For her latest book, Masculinity and Dress in Roman Antiquity, she studies the fashion, jewelry and makeup of women in ancient Rome (753 BC-476 AD). In the process, Olson is pioneering the budding field of fashion in ancient times.
“Most studies in the field focus on a single piece of jewelry of a specific time period from one particular source say, an archaeological excavation,” she said.
Instead, Olson is studying 12 centuries-worth of fashion from a number of sources, such as paintings, statues, poetry, law treatises and philosophical works. These sources provide the only glimpses of female fashion in ancient Rome.
Her work is the first of its kind to track how fashion evolved in ancient Rome and how it differs from modern times. For example, unlike modern Western societies, ancient Romans considered jewelry to be good luck charms. They believed certain stones warded off evil and were endowed with magical properties.
Olson also discovered the most expensive stones in ancient Rome were pearls, not diamonds.
“Now, jewelry is selected by its sparkle; in ancient Rome, it was chosen by colour,” she said, speculating Romans did not have the technology to facet diamonds and make them sparkle.
But this history of fashion goes beyond trends and technology.
“Makeup and jewelry may seem trivial, but they give us a very intimate look into human society, including how attitudes of modesty, women’s freedom, self-expression, and creativity changed over the time,” Olson says.
Yet, as she is discovering, the ‘intimate look’ for the women of ancient Rome – accounts of their ordinary, everyday lives – can be very distant.

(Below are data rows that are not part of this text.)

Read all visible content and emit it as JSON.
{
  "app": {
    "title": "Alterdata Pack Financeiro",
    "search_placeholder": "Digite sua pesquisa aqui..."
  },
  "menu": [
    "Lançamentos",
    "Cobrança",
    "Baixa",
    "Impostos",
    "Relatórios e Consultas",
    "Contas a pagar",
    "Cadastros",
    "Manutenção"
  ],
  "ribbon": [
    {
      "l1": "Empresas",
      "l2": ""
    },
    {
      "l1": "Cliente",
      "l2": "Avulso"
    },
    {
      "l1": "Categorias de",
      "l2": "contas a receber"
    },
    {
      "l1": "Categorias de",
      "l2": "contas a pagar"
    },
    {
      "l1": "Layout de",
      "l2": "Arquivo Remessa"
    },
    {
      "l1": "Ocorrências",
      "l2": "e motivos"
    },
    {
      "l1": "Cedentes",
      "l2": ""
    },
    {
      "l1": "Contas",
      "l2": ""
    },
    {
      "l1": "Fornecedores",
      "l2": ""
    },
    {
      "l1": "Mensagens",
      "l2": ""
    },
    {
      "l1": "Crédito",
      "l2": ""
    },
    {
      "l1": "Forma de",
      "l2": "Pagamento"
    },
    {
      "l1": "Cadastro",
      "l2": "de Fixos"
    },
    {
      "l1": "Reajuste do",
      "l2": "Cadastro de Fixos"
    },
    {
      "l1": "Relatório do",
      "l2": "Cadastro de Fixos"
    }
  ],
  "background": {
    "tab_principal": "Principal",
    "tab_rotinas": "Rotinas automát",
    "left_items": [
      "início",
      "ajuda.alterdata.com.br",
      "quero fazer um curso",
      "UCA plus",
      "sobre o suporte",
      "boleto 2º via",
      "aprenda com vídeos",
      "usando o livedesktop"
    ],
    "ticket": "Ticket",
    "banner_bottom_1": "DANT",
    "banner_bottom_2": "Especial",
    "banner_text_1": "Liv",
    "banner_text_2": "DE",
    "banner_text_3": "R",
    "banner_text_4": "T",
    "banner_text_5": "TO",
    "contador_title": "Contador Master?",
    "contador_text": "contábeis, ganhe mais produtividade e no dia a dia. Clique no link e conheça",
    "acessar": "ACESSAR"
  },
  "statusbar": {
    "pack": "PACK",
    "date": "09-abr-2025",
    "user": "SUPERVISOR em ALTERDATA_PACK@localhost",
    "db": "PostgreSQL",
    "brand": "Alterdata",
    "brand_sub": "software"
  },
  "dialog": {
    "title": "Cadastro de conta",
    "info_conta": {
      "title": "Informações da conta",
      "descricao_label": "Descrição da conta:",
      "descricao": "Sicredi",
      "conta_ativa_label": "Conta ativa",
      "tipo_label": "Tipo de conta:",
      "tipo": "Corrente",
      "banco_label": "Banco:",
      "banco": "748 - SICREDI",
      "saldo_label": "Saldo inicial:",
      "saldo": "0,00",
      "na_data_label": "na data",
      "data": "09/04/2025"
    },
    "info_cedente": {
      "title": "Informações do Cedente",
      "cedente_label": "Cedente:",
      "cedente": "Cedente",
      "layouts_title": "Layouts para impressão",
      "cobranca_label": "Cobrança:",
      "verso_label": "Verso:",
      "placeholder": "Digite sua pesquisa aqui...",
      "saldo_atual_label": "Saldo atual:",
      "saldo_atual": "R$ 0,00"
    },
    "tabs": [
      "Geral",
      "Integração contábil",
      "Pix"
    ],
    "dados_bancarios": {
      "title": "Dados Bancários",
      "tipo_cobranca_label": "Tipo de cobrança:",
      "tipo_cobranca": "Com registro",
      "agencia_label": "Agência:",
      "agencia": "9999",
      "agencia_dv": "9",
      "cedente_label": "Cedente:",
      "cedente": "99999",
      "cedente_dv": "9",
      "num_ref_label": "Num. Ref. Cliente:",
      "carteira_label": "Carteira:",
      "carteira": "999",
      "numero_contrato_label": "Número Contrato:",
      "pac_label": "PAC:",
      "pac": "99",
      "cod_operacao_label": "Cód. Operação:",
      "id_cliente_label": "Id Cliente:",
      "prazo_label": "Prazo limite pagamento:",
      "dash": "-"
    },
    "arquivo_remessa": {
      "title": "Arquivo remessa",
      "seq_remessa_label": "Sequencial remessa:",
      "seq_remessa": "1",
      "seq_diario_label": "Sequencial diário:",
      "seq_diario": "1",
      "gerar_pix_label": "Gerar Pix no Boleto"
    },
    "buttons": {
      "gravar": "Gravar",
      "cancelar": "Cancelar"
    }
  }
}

“If I were to study, for example, women in the 18th Century, I would have a wealth of personal resources – parish records, letters, and personal diaries, all written by women,” Olson explained. But few, if any such intimate and personal records written by women exist in ancient Rome.
Instead, Olson relies on sources – poems, sculptures, law manuals and philosophical works, for example – all created by men.
Her work helps us, for the first time, re-imagine these women’s lives through another woman’s lens. In studying these works, Olson is removing the perceived bias of men. Through her experience in the present, she is interpreting the lived history of their past.
Most works, according to Olson, viewed women with suspicion, paranoia and condescension. For example, some Roman philosophers objected to women beautifying and displaying themselves.
“Women in ancient Rome were not allowed to be lawyers or politicians or artists. Thus, they pumped their creative impulses into adornment,” Olson said. “Overly adorned women make Roman male authors nervous. They do not want women to have that kind power and it shows in their writings.”
But it’s not all bad.
Roman law considered jewelry to be a legal and portable source of wealth and power for women. There are laws describing how jewelry could be used as a social and financial safety net for women, and ways in which women could bequeath their jewelry to one another.
Roman artists celebrated women’s beauty and their adornment, capturing their admiration in poems, paintings and statues. Olson found there were no substances in ancient Rome used solely for make up purposes. Women used natural minerals or vegetable matter for make up; artists used these same materials to make colour, dyes and paintings.
“Its fitting, many Latin words for adornment are also used for art and painting,” Olson said. “Women literally became works of art.”
After years hidden in plain sight in a board set of texts, she is beginning to bring these works of art back to life.